Former Official: Trump Is ‘Going To Go Farther’ Than Reagan In Cutting EPA
A former Environmental Protection Agency (EPA) official believes the Trump administration will go even further than the Reagan administration in terms of curbing the agency’s power over the economy.
“It looks like Pruitt and the Congress and this administration are undoing EPA and their regulations,” Jovita Pajarillo, the former assistant director of EPA Region 9’s water division, told Business Insider Sunday.
“Reagan had tried it in the past,” Pajarillo said, “but I think this administration is going to go farther.”
Pajarillo’s comments were featured in a Business Insider rundown of the direction EPA Administrator Scott Pruitt had taken the agency in his first 100 days on the job. The article cites anonymous EPA employees and former officials, mostly giving a negative take on Pruitt’s reign.
BI even compared Pruitt’s leadership to that of former EPA Administrator Anne Gorsuch — whose son, Neil, now sits on the U.S. Supreme Court. Former President Ronald Reagan appointed Gorsuch to rein in the EPA during his first term, but she only lasted 22 months before scandal broke out and she was forced to resign.
Gorsuch, the first female EPA chief, was reviled by many at the agency who referred to her as the “Ice Queen,” according to BI. Reagan replaced her with Nixon’s EPA chief William Ruckelshaus.
EPA’s budget was slashed nearly 25 percent under Reagan, according to BI. President Donald Trump proposed cutting EPA’s budget 31 percent and reduce its workforce by 3,200 positions.
BI’s take on Pruitt came out after a lengthy New York Times expose on how the new administrator’s tenure has already benefitted a longtime ally, Devon Energy. The article was sharply critical of the Trump administration’s rollback of Obama-era regulations.

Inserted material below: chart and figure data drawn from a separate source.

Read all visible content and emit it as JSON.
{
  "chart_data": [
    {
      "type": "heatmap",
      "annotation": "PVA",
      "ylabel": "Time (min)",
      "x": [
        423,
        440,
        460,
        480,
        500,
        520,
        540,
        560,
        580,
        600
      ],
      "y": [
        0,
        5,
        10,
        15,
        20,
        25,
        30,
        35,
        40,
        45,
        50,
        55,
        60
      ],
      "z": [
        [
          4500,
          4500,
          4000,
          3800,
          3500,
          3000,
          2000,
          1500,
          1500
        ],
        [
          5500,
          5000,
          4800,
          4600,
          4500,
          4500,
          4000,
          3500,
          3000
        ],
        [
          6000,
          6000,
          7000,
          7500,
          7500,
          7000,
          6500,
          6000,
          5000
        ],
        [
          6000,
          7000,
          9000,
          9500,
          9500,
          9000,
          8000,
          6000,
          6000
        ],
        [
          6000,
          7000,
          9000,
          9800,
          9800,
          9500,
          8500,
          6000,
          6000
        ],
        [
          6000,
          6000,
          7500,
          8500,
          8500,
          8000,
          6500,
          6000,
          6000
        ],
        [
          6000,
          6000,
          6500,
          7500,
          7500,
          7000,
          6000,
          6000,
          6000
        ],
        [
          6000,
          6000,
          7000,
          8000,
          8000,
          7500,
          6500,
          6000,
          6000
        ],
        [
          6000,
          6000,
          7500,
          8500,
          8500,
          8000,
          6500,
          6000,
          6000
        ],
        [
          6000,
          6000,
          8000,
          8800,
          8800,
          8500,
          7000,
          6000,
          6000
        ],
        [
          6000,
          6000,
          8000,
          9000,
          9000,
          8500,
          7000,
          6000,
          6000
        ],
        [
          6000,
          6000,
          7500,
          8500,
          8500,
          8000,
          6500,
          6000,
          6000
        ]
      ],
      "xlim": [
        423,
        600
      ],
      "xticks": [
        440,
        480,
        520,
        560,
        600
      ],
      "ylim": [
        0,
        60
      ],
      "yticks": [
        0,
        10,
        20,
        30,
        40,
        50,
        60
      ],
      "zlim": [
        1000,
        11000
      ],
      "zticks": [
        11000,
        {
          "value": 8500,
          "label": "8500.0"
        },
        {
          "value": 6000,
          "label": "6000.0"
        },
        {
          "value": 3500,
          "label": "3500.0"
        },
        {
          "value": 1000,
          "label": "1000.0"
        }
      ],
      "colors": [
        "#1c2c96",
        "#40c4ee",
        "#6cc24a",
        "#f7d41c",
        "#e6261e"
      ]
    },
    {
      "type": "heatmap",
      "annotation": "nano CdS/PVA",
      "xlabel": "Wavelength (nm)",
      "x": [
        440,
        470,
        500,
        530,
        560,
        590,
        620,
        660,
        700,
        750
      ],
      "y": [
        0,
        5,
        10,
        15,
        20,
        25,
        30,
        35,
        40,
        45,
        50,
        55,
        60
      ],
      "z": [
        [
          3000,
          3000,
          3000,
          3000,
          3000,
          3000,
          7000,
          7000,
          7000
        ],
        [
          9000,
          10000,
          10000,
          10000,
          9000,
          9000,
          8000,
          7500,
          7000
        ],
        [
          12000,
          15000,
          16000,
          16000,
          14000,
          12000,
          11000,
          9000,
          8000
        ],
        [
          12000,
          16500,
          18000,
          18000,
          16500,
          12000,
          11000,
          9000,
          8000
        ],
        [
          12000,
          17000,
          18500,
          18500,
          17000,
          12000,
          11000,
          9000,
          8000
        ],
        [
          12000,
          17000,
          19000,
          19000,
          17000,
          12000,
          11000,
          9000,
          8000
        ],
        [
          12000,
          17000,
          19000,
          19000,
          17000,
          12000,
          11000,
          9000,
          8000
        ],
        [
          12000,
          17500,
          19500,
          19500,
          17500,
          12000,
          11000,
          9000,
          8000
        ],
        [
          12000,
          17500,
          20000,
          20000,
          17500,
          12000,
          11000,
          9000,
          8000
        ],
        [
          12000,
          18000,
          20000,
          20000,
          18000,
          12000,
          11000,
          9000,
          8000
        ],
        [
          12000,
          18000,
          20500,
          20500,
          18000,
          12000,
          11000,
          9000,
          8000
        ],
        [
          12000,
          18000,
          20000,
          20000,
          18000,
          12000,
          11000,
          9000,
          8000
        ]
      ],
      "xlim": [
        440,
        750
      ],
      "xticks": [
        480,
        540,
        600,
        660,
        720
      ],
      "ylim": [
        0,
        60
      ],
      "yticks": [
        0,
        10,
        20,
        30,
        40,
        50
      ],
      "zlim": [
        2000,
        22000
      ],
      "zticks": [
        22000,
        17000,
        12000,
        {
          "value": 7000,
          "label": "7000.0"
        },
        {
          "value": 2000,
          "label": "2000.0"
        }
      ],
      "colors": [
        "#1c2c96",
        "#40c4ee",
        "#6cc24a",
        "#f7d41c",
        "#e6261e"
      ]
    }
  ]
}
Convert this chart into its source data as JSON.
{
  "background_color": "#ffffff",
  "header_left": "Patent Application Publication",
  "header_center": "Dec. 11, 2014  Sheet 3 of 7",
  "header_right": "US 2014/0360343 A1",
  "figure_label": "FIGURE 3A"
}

NYT cast Pruitt as part of Trump’s plan to “fundamentally reorder the relationship between government and business.”
The media’s negative take of Pruitt shouldn’t come as a surprise. Reports surfaced of EPA employees coming to work in tears and setting up encrypted lines of communication to oppose Pruitt’s carrying out of Trump policies.
But conservatives and businesses have largely supported Trump’s rolling back of Obama administration regulations on pollution and global warming.
Trump ordered EPA to review, and possibly rescind, the Clean Power Plan, which set carbon dioxide emissions limits for existing power plants.
Some on the right, however, don’t think Pruitt and the Trump administration have gone far enough.
Myron Ebell, Trump’s former EPA transition team leader and head of energy and environment policy at the libertarian Competitive Enterprise Institute (CEI), criticized the administration for its dithering on the Paris agreement and endangerment finding.
“Paris and the endangerment finding are the two big outstanding issues. It’s the first wave of things that are necessary to turn this country around, particularly in the heartland states,” Ebell said at a recent conference.
Trump promised to pull out of the Paris agreement while on the campaign trail. Now, the White House is considering staying party to the agreement, which commits signatories to voluntarily reduce carbon dioxide emissions. Obama joined the Paris agreement in 2016.
CEI has filed a petition with EPA to review the endangerment finding. The Obama administration issued the finding in 2009, which gave EPA the legal authority to regulate greenhouse gas emissions. Obama’s whole global warming agenda hinges on this document.